If it’s successful, it could give a major boost to the fledgling field of gene therapy . Scientists have edited people’s genes before, altering cells in the lab that are then returned to patients. There also are gene therapies that don’t involve editing DNA.
But these methods can only be used for a few types of diseases. Some give results that may not last. Some others supply a new gene like a spare part, but can’t control where it inserts in the DNA, possibly causing a new problem like cancer.
This time, the gene tinkering is
happening in a precise way inside the body. It’s like sending a mini surgeon along to place the new gene in exactly the right location.
“We cut your DNA, open it up, insert a gene, stitch it back up. Invisible mending,” said Dr.
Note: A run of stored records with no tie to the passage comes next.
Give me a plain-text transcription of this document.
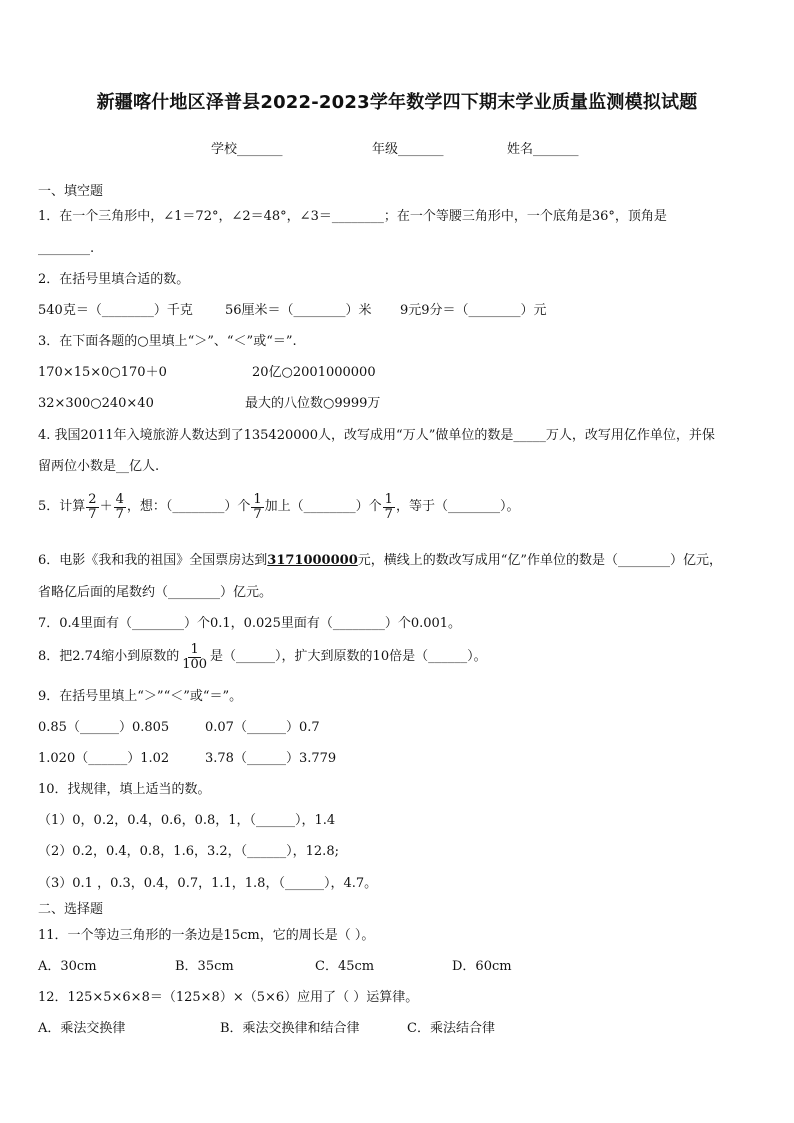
新疆喀什地区泽普县2022-2023学年数学四下期末学业质量监测模拟试题
学校_______	年级_______	姓名_______
一、填空题
1．在一个三角形中，∠1＝72°，∠2＝48°，∠3＝________；在一个等腰三角形中，一个底角是36°，顶角是
________.
2．在括号里填合适的数。
540克＝（________）千克 56厘米＝（________）米 9元9分＝（________）元
3．在下面各题的○里填上“＞”、“＜”或“＝”.
170×15×0○170＋0	20亿○2001000000
32×300○240×40	最大的八位数○9999万
4. 我国2011年入境旅游人数达到了135420000人，改写成用“万人”做单位的数是_____万人，改写用亿作单位，并保
留两位小数是__亿人.
5．计算 $\frac{2}{7} + \frac{4}{7}$ ，想：（________）个 $\frac{1}{7}$ 加上（________）个 $\frac{1}{7}$ ，等于（________）。
6．电影《我和我的祖国》全国票房达到3171000000元，横线上的数改写成用“亿”作单位的数是（________）亿元，
省略亿后面的尾数约（________）亿元。
7．0.4里面有（________）个0.1，0.025里面有（________）个0.001。
8．把2.74缩小到原数的 $\frac{1}{100}$ 是（______），扩大到原数的10倍是（______）。
9．在括号里填上“＞”“＜”或“＝”。
0.85（______）0.805	0.07（______）0.7
1.020（______）1.02	3.78（______）3.779
10．找规律，填上适当的数。
（1）0，0.2，0.4，0.6，0.8，1，（______），1.4
（2）0.2，0.4，0.8，1.6，3.2，（______），12.8;
（3）0.1 ，0.3，0.4，0.7，1.1，1.8，（______），4.7。
二、选择题
11．一个等边三角形的一条边是15cm，它的周长是（ ）。
A．30cm	B．35cm	C．45cm	D．60cm
12．125×5×6×8＝（125×8）×（5×6）应用了（ ）运算律。
A．乘法交换律	B．乘法交换律和结合律	C．乘法结合律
Sandy Macrae, president of Sangamo Therapeutics, the California company testing this for two metabolic diseases and hemophilia. “It becomes part of your DNA and is there for the rest of your life.”
That also means there’s no going back, no way to erase any mistakes the editing might cause.
“You’re really toying with Mother Nature” and the risks can’t be fully known, but the studies should move forward because these are incurable diseases, said one independent expert, Dr. Eric Topol of the Scripps Translational Science Institute in San Diego.
Protections are in place to help ensure safety, and animal tests were very encouraging, said Dr. Howard Kaufman, a Boston scientist on the National Institutes of Health panel that approved the studies.
He said gene editing’s promise is too great to ignore. “So far there’s been no evidence that this is going to be dangerous,” he said. “Now is not the time to get scared.”
Fewer than 10,000 people worldwide have these metabolic diseases, partly because many die very young. Those with Madeux’s condition, Hunter syndrome , lack a gene that makes an enzyme that breaks down certain carbohydrates. These build up in cells and cause havoc throughout the body.
Patients may have frequent colds and ear infections, distorted facial features, hearing loss, heart problems, breathing trouble, skin and eye problems, bone and joint flaws, bowel issues and brain and thinking problems.
“Many are in wheelchairs ... dependent on their parents until they die,” said Dr. Chester Whitley, a University of Minnesota genetics expert who plans to enroll patients in the studies.
Weekly IV doses of the missing enzyme can ease some symptoms, but cost $100,000 to $400,000 a year and don’t prevent brain damage.
Madeux, who now lives near Phoenix, is engaged to a nurse, Marcie Humphrey. He met her 15 years ago in a study that tested this enzyme therapy at UCSF Benioff Children’s Hospital Oakland, where the gene editing experiment took place.
He has had 26 operations for hernias, bunions, bones pinching his spinal column, and ear, eye and gall bladder problems.
“It seems like I had a surgery every other year of my life” and many procedures in between, he said. Last year he nearly died from a bronchitis and pneumonia attack. The disease had warped his airway, and “I was drowning in my secretions, I couldn’t cough it out.”
Madeux has a chef’s degree and was part owner of two restaurants in Utah, cooking for U.S. ski teams and celebrities, but now can’t work in a kitchen or ride horses as he used to.
Gene editing won’t fix damage he’s already suffered, but he hopes it will stop the need for weekly enzyme treatments.
Initial studies will involve up to 30 adults to test safety, but the ultimate goal is to treat children very young, before much damage occurs.
A gene-editing tool called CRISPR has gotten a lot of recent attention, but this study used a different one called zinc finger nucleases. They’re like molecular scissors that seek and cut a specific piece of DNA.